Di waktu bersamaan, akan kuperlambat sementara langkahku. Jangauan kaki yang biasanya sedepa, kuturunkan jadi sehela. Keinginan yang menggebu tak ada habisnya, akan kudinginkan dulu sementara di kepala.
Jika proses mengejar impianmu setara dengan terbangnya layang-layang, kali ini kau sukses membuatku ingin bertransformasi jadi tanah lapang.
Jadi orang yang dengan sabar selalu menunggumu pulang.
Kelak, saat impianmu sudah tergenapi — barulah tiba giliranku untuk berlari.
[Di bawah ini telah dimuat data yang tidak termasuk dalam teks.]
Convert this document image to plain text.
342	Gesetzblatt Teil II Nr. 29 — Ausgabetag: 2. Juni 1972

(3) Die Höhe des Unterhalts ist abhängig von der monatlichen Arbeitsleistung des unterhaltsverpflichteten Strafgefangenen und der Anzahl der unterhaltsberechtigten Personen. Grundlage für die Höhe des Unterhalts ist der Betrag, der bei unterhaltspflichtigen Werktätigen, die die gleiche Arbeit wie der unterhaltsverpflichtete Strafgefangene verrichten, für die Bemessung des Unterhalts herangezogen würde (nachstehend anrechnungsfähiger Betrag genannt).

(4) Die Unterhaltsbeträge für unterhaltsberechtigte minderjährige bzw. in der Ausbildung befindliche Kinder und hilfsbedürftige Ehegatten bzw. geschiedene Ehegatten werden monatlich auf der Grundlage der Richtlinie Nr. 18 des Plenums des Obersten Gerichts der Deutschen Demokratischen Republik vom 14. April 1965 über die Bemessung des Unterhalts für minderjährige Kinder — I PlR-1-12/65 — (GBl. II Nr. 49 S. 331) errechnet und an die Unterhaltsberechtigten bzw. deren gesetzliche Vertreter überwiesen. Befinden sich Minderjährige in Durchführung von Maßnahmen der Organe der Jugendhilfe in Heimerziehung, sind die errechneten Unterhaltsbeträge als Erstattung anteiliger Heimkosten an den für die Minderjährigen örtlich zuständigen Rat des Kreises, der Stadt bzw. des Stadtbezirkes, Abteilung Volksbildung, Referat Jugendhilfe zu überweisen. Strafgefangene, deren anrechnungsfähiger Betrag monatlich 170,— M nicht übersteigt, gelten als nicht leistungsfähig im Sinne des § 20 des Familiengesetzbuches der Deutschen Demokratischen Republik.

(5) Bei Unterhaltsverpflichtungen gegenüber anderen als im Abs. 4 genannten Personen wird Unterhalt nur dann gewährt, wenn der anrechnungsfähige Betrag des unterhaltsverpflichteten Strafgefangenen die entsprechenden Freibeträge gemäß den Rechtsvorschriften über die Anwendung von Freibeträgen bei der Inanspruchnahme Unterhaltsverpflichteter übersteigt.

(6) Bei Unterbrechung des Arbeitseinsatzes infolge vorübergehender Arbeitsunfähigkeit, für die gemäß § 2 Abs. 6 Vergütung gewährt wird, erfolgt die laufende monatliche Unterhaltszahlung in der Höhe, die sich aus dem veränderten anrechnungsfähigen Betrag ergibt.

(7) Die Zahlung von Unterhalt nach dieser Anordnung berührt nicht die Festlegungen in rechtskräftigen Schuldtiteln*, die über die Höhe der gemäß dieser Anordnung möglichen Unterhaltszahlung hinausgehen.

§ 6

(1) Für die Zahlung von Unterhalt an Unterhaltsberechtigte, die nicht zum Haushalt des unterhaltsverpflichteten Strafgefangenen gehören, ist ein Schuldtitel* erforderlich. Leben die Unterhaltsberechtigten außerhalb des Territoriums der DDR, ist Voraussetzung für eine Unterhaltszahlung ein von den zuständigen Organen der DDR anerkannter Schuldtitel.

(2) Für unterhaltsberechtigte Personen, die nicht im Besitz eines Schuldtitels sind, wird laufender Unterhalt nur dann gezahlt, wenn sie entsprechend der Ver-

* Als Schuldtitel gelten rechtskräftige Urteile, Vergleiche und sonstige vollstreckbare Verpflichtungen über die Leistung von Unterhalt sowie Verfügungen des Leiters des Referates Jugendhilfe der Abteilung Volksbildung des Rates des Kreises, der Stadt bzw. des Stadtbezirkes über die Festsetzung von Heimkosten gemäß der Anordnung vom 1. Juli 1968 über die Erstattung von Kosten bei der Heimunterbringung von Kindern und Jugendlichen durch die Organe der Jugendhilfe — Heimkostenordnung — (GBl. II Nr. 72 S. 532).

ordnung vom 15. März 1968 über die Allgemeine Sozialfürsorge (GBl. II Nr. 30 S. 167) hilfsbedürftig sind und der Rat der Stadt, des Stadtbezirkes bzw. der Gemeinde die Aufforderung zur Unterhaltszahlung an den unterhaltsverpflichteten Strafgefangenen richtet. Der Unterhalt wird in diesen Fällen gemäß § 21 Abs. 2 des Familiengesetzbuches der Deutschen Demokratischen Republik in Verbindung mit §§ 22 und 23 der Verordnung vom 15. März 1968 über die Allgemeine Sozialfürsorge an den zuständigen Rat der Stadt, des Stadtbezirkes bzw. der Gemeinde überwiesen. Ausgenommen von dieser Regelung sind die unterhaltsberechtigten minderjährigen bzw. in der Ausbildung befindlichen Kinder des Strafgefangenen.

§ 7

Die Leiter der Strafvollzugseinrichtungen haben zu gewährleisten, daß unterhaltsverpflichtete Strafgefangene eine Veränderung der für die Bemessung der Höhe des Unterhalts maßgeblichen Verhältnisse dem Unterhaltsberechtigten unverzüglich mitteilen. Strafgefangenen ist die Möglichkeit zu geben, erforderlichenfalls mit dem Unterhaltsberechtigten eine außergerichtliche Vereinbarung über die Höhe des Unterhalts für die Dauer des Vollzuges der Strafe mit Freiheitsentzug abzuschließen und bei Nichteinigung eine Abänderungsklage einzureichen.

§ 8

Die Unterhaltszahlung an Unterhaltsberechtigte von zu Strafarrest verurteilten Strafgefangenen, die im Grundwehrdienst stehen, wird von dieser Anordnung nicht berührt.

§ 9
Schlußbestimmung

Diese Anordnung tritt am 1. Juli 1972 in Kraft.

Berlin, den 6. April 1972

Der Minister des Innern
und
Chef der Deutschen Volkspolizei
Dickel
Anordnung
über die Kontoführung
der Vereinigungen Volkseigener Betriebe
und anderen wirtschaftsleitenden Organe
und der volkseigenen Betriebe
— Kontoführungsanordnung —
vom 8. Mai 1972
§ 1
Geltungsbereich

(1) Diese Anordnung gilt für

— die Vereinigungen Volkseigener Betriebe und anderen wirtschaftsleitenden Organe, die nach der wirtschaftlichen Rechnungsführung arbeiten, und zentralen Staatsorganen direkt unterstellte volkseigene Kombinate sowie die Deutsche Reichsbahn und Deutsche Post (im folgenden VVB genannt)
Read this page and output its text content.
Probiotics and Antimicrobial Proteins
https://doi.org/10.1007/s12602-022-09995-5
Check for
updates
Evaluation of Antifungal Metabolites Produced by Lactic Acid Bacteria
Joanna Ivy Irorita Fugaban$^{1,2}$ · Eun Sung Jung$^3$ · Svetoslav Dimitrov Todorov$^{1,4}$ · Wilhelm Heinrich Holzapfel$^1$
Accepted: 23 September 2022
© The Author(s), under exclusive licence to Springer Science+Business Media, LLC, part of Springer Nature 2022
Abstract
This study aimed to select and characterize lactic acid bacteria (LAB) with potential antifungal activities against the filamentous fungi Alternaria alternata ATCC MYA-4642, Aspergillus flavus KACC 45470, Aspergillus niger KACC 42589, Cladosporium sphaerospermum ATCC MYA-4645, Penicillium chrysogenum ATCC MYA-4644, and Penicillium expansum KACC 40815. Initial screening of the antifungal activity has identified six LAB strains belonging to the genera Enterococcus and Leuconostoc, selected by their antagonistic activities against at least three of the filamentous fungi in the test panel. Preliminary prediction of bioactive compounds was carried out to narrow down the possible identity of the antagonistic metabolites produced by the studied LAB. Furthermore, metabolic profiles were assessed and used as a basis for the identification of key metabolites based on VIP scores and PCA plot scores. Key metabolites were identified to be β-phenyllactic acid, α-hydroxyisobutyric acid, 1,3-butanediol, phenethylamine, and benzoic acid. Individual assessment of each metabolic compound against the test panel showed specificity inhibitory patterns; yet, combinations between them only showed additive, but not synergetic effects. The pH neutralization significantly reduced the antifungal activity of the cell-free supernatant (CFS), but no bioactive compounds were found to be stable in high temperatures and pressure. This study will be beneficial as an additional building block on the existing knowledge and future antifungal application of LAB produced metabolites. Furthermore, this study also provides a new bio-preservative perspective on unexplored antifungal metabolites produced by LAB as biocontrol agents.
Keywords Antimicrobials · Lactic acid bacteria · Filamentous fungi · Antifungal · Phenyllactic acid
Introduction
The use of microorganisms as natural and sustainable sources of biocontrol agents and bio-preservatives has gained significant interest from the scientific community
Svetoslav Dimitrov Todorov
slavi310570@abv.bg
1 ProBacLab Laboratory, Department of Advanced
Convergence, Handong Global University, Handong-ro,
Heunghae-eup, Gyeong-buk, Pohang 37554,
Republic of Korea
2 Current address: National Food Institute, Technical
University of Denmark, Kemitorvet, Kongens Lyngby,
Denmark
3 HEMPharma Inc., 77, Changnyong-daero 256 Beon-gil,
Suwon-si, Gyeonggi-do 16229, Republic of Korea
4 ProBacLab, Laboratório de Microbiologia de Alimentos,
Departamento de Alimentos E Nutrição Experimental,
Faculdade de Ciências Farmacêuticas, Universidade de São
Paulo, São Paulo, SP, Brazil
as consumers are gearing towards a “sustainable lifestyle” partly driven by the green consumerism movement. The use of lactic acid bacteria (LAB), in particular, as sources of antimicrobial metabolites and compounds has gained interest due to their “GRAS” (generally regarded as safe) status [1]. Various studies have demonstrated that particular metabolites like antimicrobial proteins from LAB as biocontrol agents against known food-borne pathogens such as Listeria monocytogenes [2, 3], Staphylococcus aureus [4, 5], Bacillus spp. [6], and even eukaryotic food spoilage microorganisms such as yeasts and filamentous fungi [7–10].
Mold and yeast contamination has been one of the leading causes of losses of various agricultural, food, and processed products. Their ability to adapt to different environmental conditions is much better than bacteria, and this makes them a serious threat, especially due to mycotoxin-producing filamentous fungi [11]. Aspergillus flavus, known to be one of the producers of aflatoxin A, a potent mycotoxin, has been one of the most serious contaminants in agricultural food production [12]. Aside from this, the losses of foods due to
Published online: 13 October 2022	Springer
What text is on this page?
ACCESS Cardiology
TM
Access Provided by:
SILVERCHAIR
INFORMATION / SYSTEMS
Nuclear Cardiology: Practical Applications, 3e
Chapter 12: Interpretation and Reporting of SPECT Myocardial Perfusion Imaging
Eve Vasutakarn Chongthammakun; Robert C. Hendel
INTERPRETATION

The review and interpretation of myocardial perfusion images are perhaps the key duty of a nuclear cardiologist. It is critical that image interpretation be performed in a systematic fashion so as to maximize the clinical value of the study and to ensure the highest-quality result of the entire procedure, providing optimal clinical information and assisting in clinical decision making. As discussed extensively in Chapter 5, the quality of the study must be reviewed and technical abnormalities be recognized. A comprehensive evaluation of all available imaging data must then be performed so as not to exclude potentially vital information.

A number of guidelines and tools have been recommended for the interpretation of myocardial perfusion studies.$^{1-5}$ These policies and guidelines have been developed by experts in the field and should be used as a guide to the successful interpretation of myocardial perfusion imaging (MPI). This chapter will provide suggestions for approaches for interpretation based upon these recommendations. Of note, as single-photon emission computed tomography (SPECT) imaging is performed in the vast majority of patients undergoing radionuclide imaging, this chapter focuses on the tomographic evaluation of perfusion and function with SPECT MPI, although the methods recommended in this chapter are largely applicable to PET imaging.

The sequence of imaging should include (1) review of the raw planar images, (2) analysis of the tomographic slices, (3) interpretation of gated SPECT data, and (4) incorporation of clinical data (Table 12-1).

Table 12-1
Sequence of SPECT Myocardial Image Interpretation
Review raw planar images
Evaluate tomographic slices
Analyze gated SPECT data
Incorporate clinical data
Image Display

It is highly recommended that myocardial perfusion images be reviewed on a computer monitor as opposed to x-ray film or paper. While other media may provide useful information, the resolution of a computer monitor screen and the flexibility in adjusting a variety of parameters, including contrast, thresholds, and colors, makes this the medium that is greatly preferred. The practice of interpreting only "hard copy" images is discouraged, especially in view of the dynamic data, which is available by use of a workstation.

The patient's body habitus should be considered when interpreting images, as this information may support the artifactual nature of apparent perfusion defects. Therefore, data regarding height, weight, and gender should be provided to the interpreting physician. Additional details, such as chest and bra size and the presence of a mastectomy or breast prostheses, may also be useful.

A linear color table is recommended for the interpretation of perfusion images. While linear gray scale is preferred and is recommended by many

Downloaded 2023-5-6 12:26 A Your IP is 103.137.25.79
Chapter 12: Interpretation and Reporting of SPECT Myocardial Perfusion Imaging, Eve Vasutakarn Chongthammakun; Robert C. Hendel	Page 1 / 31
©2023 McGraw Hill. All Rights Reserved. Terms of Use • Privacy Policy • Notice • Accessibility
Tentu dengan pendampinganmu di sisi. Tidak, kau sama sekali tidak mmebuatku mengerdilkan mimpi. Hanya saja, di sisimu kini aku lebih tahu diri. Harus ada yang mengatur langkah kaki, sementara pasangan hatinya berjingkat sekuat tenaga menggapai mimpi.
Bahagiakan dirimu, penuhi segala angan yang sudah kau simpan dari dulu.
Buatku kini, bahagiamu selalu lebih dulu. Milikku bisa menunggu.